My choice is probably a bit silly, but all I want is a fairly low-end PC for playing oldish games, so I went for one of these funny AMD CPUs with a built-in GPU. I didn't even know they did such things a few weeks ago. I bought an AMD A10 7850K, and stuck it on a Gigabyte GA-F2A88X-D3H motherboard.
The only problem turned out to be that the motherboard only supports that CPU if you upgrade the BIOS. However, without a CPU that works on it, you can't upgrade the BIOS. So, I had to buy the cheapest, oldest compatible CPU in order to perform the BIOS upgrade.
All done? No. The BIOS can only be downloaded as a self-extracting archive. Which is nice, unless you don't have a Windows PC to extract the archive. Fortunately, Stuffit will do the job on a Mac.
All done? No. The BIOS can upgrade itself from a flash drive containing the BIOS except for the upgrade I needed. That requires you to run the upgrade from an executable. I ended up putting the BIOS, the upgrader and freedos on a USB stick. Getting it all bootable nicely and the rest of it, given I was using a Mac, was more pain than was really warranted.
All done? No. Once the machine was flashed with a BIOS that allowed me to use the CPU I bought, it was time to install the OS. I had a DVD image of the OS I wanted to install, but I have no DVD burner. USB stick will be fine, won't it?
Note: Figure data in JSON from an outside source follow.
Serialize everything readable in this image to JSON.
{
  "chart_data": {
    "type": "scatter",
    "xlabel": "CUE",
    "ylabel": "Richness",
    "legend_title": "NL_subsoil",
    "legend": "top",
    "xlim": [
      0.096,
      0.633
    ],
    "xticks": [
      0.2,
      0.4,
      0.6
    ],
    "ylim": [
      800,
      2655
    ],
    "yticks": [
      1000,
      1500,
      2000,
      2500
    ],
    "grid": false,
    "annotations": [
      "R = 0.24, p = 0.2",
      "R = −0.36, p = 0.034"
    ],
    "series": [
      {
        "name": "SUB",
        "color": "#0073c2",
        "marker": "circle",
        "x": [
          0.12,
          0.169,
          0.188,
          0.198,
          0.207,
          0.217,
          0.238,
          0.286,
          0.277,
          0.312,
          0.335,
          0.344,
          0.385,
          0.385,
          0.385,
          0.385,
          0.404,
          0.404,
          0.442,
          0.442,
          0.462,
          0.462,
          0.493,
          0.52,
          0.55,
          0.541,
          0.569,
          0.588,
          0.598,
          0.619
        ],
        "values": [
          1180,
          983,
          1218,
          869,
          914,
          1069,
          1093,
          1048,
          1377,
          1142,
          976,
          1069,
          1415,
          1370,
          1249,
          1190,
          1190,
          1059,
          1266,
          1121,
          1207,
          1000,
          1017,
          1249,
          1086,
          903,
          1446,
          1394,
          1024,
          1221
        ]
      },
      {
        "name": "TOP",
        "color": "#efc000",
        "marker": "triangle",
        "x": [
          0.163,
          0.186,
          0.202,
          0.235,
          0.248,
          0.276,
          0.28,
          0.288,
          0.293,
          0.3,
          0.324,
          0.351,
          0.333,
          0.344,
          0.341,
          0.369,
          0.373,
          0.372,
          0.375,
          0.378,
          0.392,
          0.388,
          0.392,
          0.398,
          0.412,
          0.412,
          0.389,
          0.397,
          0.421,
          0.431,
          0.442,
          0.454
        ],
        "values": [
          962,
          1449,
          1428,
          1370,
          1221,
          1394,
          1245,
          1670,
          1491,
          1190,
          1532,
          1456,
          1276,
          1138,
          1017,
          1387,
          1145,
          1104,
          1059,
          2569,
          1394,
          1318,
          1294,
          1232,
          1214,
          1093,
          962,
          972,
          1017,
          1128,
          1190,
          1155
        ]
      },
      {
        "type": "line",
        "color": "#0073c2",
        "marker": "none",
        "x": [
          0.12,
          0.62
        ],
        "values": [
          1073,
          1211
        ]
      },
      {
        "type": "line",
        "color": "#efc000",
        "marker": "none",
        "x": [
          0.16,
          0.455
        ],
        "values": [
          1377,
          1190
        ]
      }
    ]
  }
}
At this stage I faffed a lot, with various different configurations, and learnt a fair amount about EFI. Finally, I read this post. It all finally became clear: Modern BIOSes don't boot vanilla ISO images from USB drives.
That's right, despite having all the code to boot CDs directly, and knowing about all different emulation schemes when booting from a USB drive, and having the resources to store a fancy graphics front-end, BIOSes don't actually bother to join the dots and do El Torito booting of USB drives. Any time you actually have a DVD image and boot it off USB, it's clever tricks in the image. Grrrr.
So, after some manual hack attempts, I used unetbootin (available for MacOS - phew) to convert the ISO into a USB-bootable form. Then I hacked it some more, as it wasn't quite working right. And... it finally chain booted through to the OS installer, which promptly fell over, being not quite able to find the disk as it expected.
At this point, I gave up. PhD in computer science or no, at some point you need to know when to cut your losses. This wasn't fun any more, and I just want a working PC. I've bought myself a DVD burner - they're dirt-cheap now - and am waiting for it to arrive. I'm sure there shall be further tales of woe, as it all fails to work for no adequately explained reason.